Depending on the state, an adaptive codebook gain g.sub.p and a
fixed codebook gain g.sub.c can be obtained by multiplying
predefined attenuation factors by the gains of the previous frame.
In other words, g.sub.p=P(state) g.sub.p(-1) and g.sub.c=C(state)
g.sub.c(-1), where g.sub.p(-1) and g.sub.c(-1) are the gains of the
last good subframe. In IS-641, P(1)=0.98, P(2)=0.8, P(3)=0.6,
P(4)=P(5)=P(6)=0.6 and C(1)=C(2)=C(3)=C(4)=0.98, C(5)=0.9,
C(6)=0.6. Further, a long-term prediction lag T is slightly
modified by adding one to the value of the previous frame, and the
fixed codebook shape and indices are randomly set.

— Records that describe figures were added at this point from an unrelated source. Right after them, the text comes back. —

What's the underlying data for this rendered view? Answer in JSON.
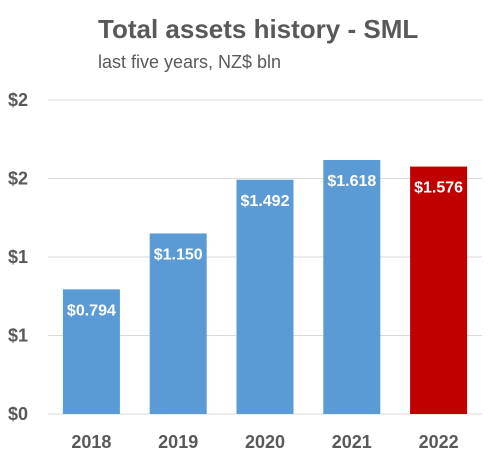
{
  "chart_data": {
    "type": "bar",
    "title": "Total assets history - SML",
    "subtitle": "last five years, NZ$ bln",
    "xlabel": "",
    "ylabel": "",
    "categories": [
      "2018",
      "2019",
      "2020",
      "2021",
      "2022"
    ],
    "values": [
      0.794,
      1.15,
      1.492,
      1.618,
      1.576
    ],
    "data_labels": [
      "$0.794",
      "$1.150",
      "$1.492",
      "$1.618",
      "$1.576"
    ],
    "bar_colors": [
      "#5b9bd5",
      "#5b9bd5",
      "#5b9bd5",
      "#5b9bd5",
      "#c00000"
    ],
    "ylim": [
      0,
      2.0
    ],
    "y_ticks": [
      0,
      0.5,
      1.0,
      1.5,
      2.0
    ],
    "y_tick_labels": [
      "$0",
      "$1",
      "$1",
      "$2",
      "$2"
    ],
    "grid": true,
    "legend": "none"
  }
}
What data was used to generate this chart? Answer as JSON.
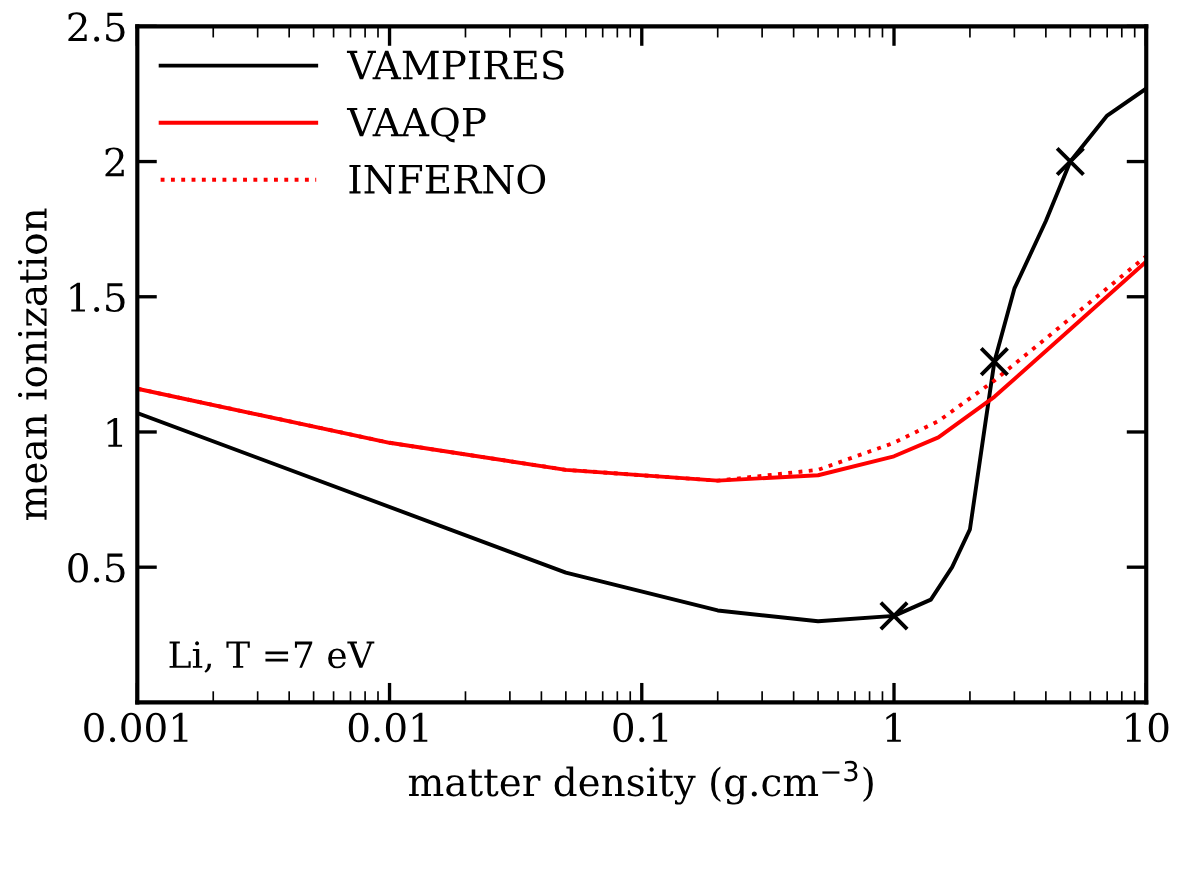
{
  "chart_data": {
    "type": "line",
    "xlabel": "matter density (g.cm$^{−3}$)",
    "ylabel": "mean ionization",
    "log": "x",
    "xlim": [
      0.001,
      10
    ],
    "xticks": [
      {
        "value": 0.001,
        "label": "0.001"
      },
      {
        "value": 0.01,
        "label": "0.01"
      },
      {
        "value": 0.1,
        "label": "0.1"
      },
      1,
      10
    ],
    "ylim": [
      0,
      2.5
    ],
    "yticks": [
      0.5,
      1,
      1.5,
      2,
      2.5
    ],
    "legend": "top left",
    "grid": false,
    "series": [
      {
        "name": "VAMPIRES",
        "color": "#000000",
        "line_style": "solid",
        "x": [
          0.001,
          0.05,
          0.2,
          0.5,
          1,
          1.4,
          1.7,
          2.0,
          2.3,
          2.5,
          3,
          4,
          5,
          7,
          10
        ],
        "values": [
          1.07,
          0.48,
          0.34,
          0.3,
          0.32,
          0.38,
          0.5,
          0.64,
          1.03,
          1.26,
          1.53,
          1.78,
          2.0,
          2.17,
          2.27
        ]
      },
      {
        "name": "VAAQP",
        "color": "#ff0000",
        "line_style": "solid",
        "x": [
          0.001,
          0.01,
          0.05,
          0.2,
          0.5,
          1,
          1.5,
          2.5,
          5,
          10
        ],
        "values": [
          1.16,
          0.96,
          0.86,
          0.82,
          0.84,
          0.91,
          0.98,
          1.13,
          1.38,
          1.63
        ]
      },
      {
        "name": "INFERNO",
        "color": "#ff0000",
        "line_style": "dotted",
        "x": [
          0.001,
          0.01,
          0.05,
          0.2,
          0.5,
          1,
          1.5,
          2.5,
          5,
          10
        ],
        "values": [
          1.16,
          0.96,
          0.86,
          0.82,
          0.86,
          0.96,
          1.04,
          1.19,
          1.42,
          1.65
        ]
      },
      {
        "type": "scatter",
        "color": "#000000",
        "marker": "cross",
        "x": [
          1,
          2.5,
          5
        ],
        "values": [
          0.32,
          1.26,
          2.0
        ]
      }
    ],
    "annotations": [
      "Li, T =7 eV"
    ]
  }
}
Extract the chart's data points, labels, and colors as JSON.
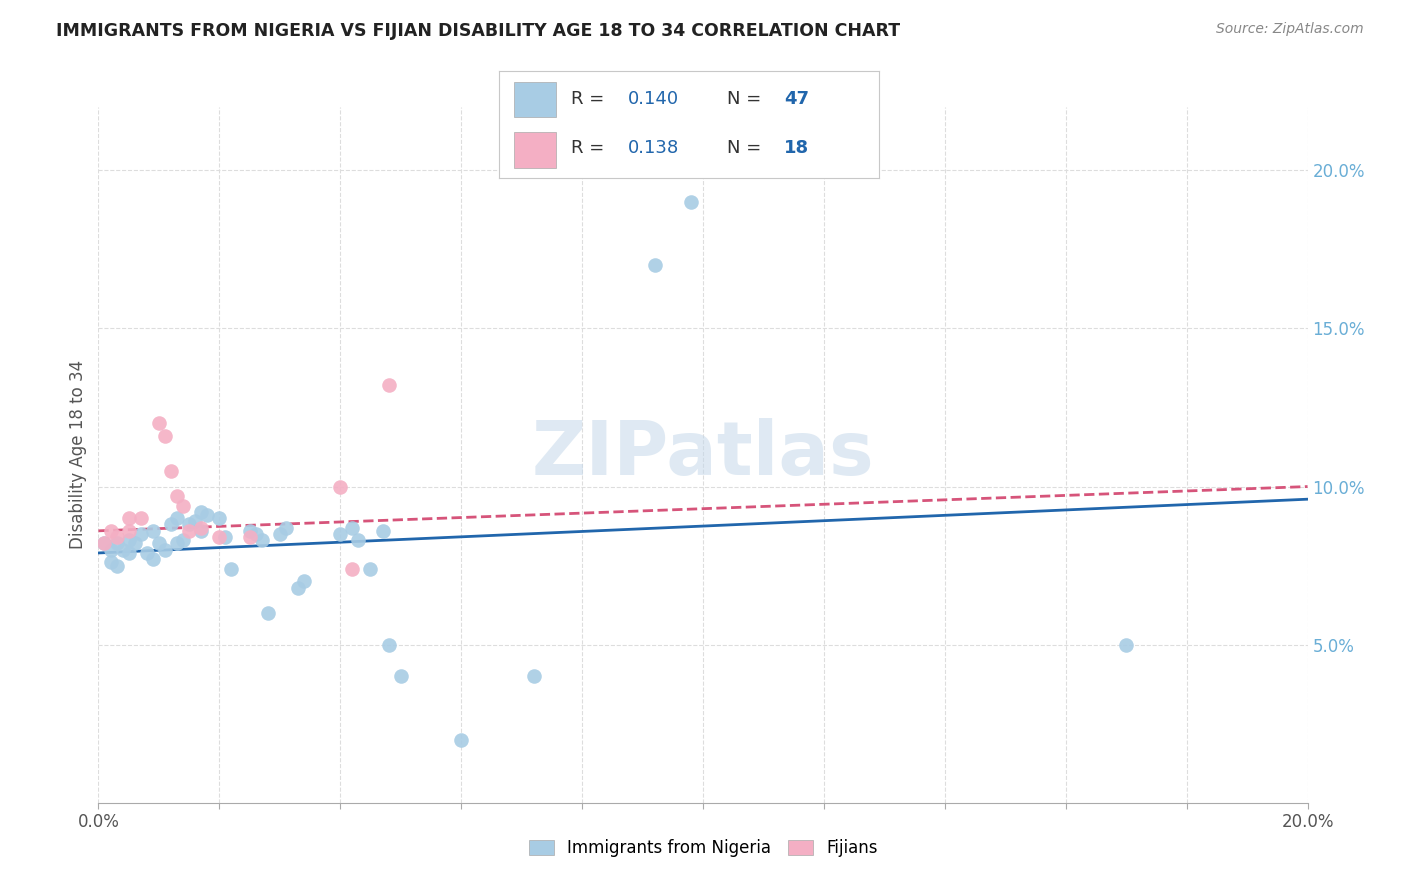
{
  "title": "IMMIGRANTS FROM NIGERIA VS FIJIAN DISABILITY AGE 18 TO 34 CORRELATION CHART",
  "source": "Source: ZipAtlas.com",
  "ylabel_label": "Disability Age 18 to 34",
  "xlim": [
    0.0,
    0.2
  ],
  "ylim": [
    0.0,
    0.22
  ],
  "xtick_labeled": [
    0.0,
    0.2
  ],
  "xtick_minor": [
    0.02,
    0.04,
    0.06,
    0.08,
    0.1,
    0.12,
    0.14,
    0.16,
    0.18
  ],
  "yticks_right": [
    0.05,
    0.1,
    0.15,
    0.2
  ],
  "nigeria_points": [
    [
      0.001,
      0.082
    ],
    [
      0.002,
      0.08
    ],
    [
      0.002,
      0.076
    ],
    [
      0.003,
      0.082
    ],
    [
      0.003,
      0.075
    ],
    [
      0.004,
      0.08
    ],
    [
      0.005,
      0.083
    ],
    [
      0.005,
      0.079
    ],
    [
      0.006,
      0.082
    ],
    [
      0.007,
      0.085
    ],
    [
      0.008,
      0.079
    ],
    [
      0.009,
      0.077
    ],
    [
      0.009,
      0.086
    ],
    [
      0.01,
      0.082
    ],
    [
      0.011,
      0.08
    ],
    [
      0.012,
      0.088
    ],
    [
      0.013,
      0.082
    ],
    [
      0.013,
      0.09
    ],
    [
      0.014,
      0.083
    ],
    [
      0.015,
      0.088
    ],
    [
      0.016,
      0.089
    ],
    [
      0.017,
      0.086
    ],
    [
      0.017,
      0.092
    ],
    [
      0.018,
      0.091
    ],
    [
      0.02,
      0.09
    ],
    [
      0.021,
      0.084
    ],
    [
      0.022,
      0.074
    ],
    [
      0.025,
      0.086
    ],
    [
      0.026,
      0.085
    ],
    [
      0.027,
      0.083
    ],
    [
      0.028,
      0.06
    ],
    [
      0.03,
      0.085
    ],
    [
      0.031,
      0.087
    ],
    [
      0.033,
      0.068
    ],
    [
      0.034,
      0.07
    ],
    [
      0.04,
      0.085
    ],
    [
      0.042,
      0.087
    ],
    [
      0.043,
      0.083
    ],
    [
      0.045,
      0.074
    ],
    [
      0.047,
      0.086
    ],
    [
      0.048,
      0.05
    ],
    [
      0.05,
      0.04
    ],
    [
      0.06,
      0.02
    ],
    [
      0.072,
      0.04
    ],
    [
      0.092,
      0.17
    ],
    [
      0.098,
      0.19
    ],
    [
      0.17,
      0.05
    ]
  ],
  "fijian_points": [
    [
      0.001,
      0.082
    ],
    [
      0.002,
      0.086
    ],
    [
      0.003,
      0.084
    ],
    [
      0.005,
      0.09
    ],
    [
      0.005,
      0.086
    ],
    [
      0.007,
      0.09
    ],
    [
      0.01,
      0.12
    ],
    [
      0.011,
      0.116
    ],
    [
      0.012,
      0.105
    ],
    [
      0.013,
      0.097
    ],
    [
      0.014,
      0.094
    ],
    [
      0.015,
      0.086
    ],
    [
      0.017,
      0.087
    ],
    [
      0.02,
      0.084
    ],
    [
      0.025,
      0.084
    ],
    [
      0.04,
      0.1
    ],
    [
      0.042,
      0.074
    ],
    [
      0.048,
      0.132
    ]
  ],
  "nigeria_line": [
    [
      0.0,
      0.079
    ],
    [
      0.2,
      0.096
    ]
  ],
  "fijian_line": [
    [
      0.0,
      0.086
    ],
    [
      0.2,
      0.1
    ]
  ],
  "nigeria_color": "#a8cce4",
  "fijian_color": "#f4afc4",
  "nigeria_line_color": "#2166ac",
  "fijian_line_color": "#d6547a",
  "legend_r1_value": "0.140",
  "legend_r1_n": "47",
  "legend_r2_value": "0.138",
  "legend_r2_n": "18",
  "legend_text_color": "#333333",
  "legend_value_color": "#2166ac",
  "legend_n_color": "#2166ac",
  "watermark": "ZIPatlas",
  "background_color": "#ffffff",
  "grid_color": "#dddddd",
  "right_tick_color": "#6aaed6",
  "bottom_label_nigeria": "Immigrants from Nigeria",
  "bottom_label_fijian": "Fijians"
}
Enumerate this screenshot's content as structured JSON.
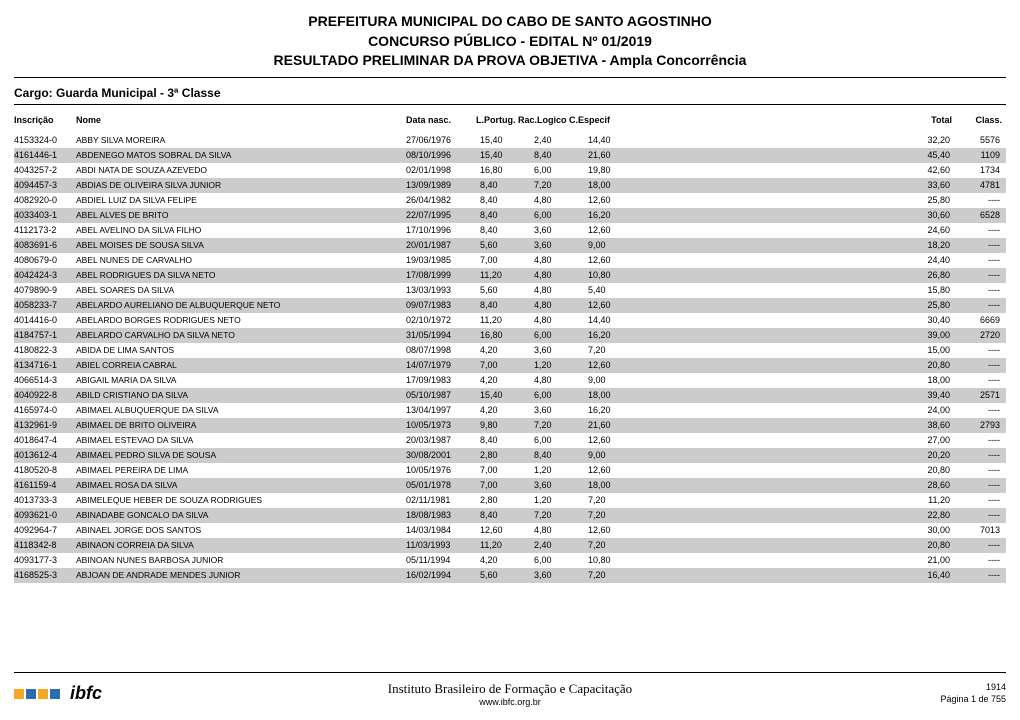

With the above method, the speech coding parameters are basically
assigned with slightly different or scaled-down values from the
previous good frame in order to prevent the speech decoder from
generating a reverberant sound. However, in the case of a single
frame erasure or less bursty frame erasures (in other words, when
the state is 1 or 2), the reduced gains cause a fluctuating energy
trajectory for the decoded speech and thus give an annoying effect
to the listeners.
FIG. 2 shows an exemplary block diagram of a frame erasure
concealment system in accordance with the present invention. The
frame erasure concealment device 300 includes adaptive codebook I
305, adaptive codebook II 310, amplifiers 315-330, summers 340,
345, synthesis filters 350, 355 and mean squared error block
360.
In operation, the frame erasure concealment device 300 can
determine transmitter parameters from the received data. The
transmitter parameters are encoded at the transmitting side, and
can include: a long-term predication lag T; gain vectors g.sub.p
and g.sub.c; fixed codebook; and linear prediction coefficients
(LPC) A(z).
The long-term prediction lag T parameter can be used to represent
the pitch interval of the speech signal, especially in the voiced
region.
The adaptive and fixed codebook gain vectors g.sub.p and g.sub.c,
respectively, are the scaling parameters of each codebook.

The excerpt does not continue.